Using the Beta distribution

We try to use beta distributions to estimate if our coin is fair.

From the Data Science from Scratch book.

Libraries and helper functions

import math as m

import numpy as np
import altair as alt
import pandas as pd
def B(alpha: float, beta: float) -> float:
    "This scales the parameters between 0 and 1"
    return m.gamma(alpha) * m.gamma(beta) / m.gamma(alpha + beta)

def beta_pdf(x: float, alpha: float, beta:float) -> float:
    if x <= 0 or x >=1: return 0

    return x ** (alpha - 1) * (1 - x) ** (beta - 1) / B(alpha, beta)

Example 1

  1. We do not want to make assumptions beforehand, so we choose both \(\alpha\) and \(\beta\) to be 1: \(B(1, 1)\)
  2. We flip the coin 10 times and get 3 heads
  3. Our new posterior distribution becomes \(B(4, 8)\) centered around 0.33
  4. We have to assume that the observed probabilty is the real

Example 2

  1. We have a strong assumption that the coin is fair so we choose a $B(20, 20)
  2. Again, we got 3 heads out of 10
  3. Our new Beta is \(B(23, 27)\) centered around 0.46
  4. It suggest that the coin is slightly biased toward tails

Example 3

  1. We believe that the coin is biased toward head by 75% of the time, so we choose \(B(30, 10)\)
  2. Again, we got 3 heads out of 10
  3. Our poseterior distribution is \(B(33, 17)\) centered around 0.66
  4. It suggest that the coin is biased toward the head, although less strongly as we believed
df = pd.DataFrame()

Beta_combinations = [(1, 1), (4, 8), (20, 20), (23, 27), (30, 10), (33, 17)]

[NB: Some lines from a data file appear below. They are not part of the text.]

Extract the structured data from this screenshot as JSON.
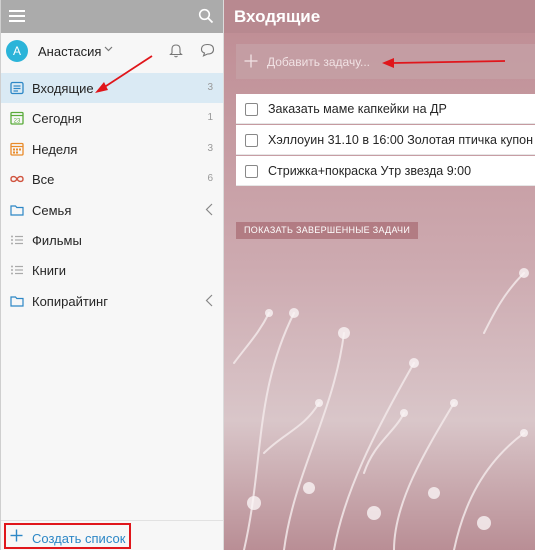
{
  "sidebar": {
    "user": {
      "initial": "А",
      "name": "Анастасия"
    },
    "items": [
      {
        "label": "Входящие",
        "count": "3",
        "icon": "inbox-icon"
      },
      {
        "label": "Сегодня",
        "count": "1",
        "icon": "calendar-today-icon"
      },
      {
        "label": "Неделя",
        "count": "3",
        "icon": "calendar-week-icon"
      },
      {
        "label": "Все",
        "count": "6",
        "icon": "infinity-icon"
      },
      {
        "label": "Семья",
        "count": "",
        "icon": "folder-icon"
      },
      {
        "label": "Фильмы",
        "count": "",
        "icon": "list-icon"
      },
      {
        "label": "Книги",
        "count": "",
        "icon": "list-icon"
      },
      {
        "label": "Копирайтинг",
        "count": "",
        "icon": "folder-icon"
      }
    ],
    "create_label": "Создать список"
  },
  "main": {
    "title": "Входящие",
    "add_placeholder": "Добавить задачу...",
    "tasks": [
      "Заказать маме капкейки на ДР",
      "Хэллоуин 31.10 в 16:00 Золотая птичка купон",
      "Стрижка+покраска Утр звезда 9:00"
    ],
    "show_completed_label": "ПОКАЗАТЬ ЗАВЕРШЕННЫЕ ЗАДАЧИ"
  },
  "colors": {
    "accent": "#2d87c6",
    "annotation_red": "#e0161b",
    "header_bg": "#b88990",
    "active_item_bg": "#daeaf4"
  }
}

for Beta in Beta_combinations:
    alpha, beta = Beta
    df_B = pd.DataFrame()
    df_B['x'] = pd.Series(np.arange(0.01, 1, .01))    
    df_B['y'] = df_B['x'].apply(lambda x: beta_pdf(x, alpha, beta))
    df_B['Beta'] = f'({alpha}, {beta})'

    df = pd.concat([df, df_B])
alt.Chart(df).mark_line().encode(
    alt.X('x:Q'), alt.Y('y:Q'), alt.Color('Beta'), tooltip=['x', 'y', 'Beta'], strokeDash='Beta'
).properties(width=600, title='Beta distributions')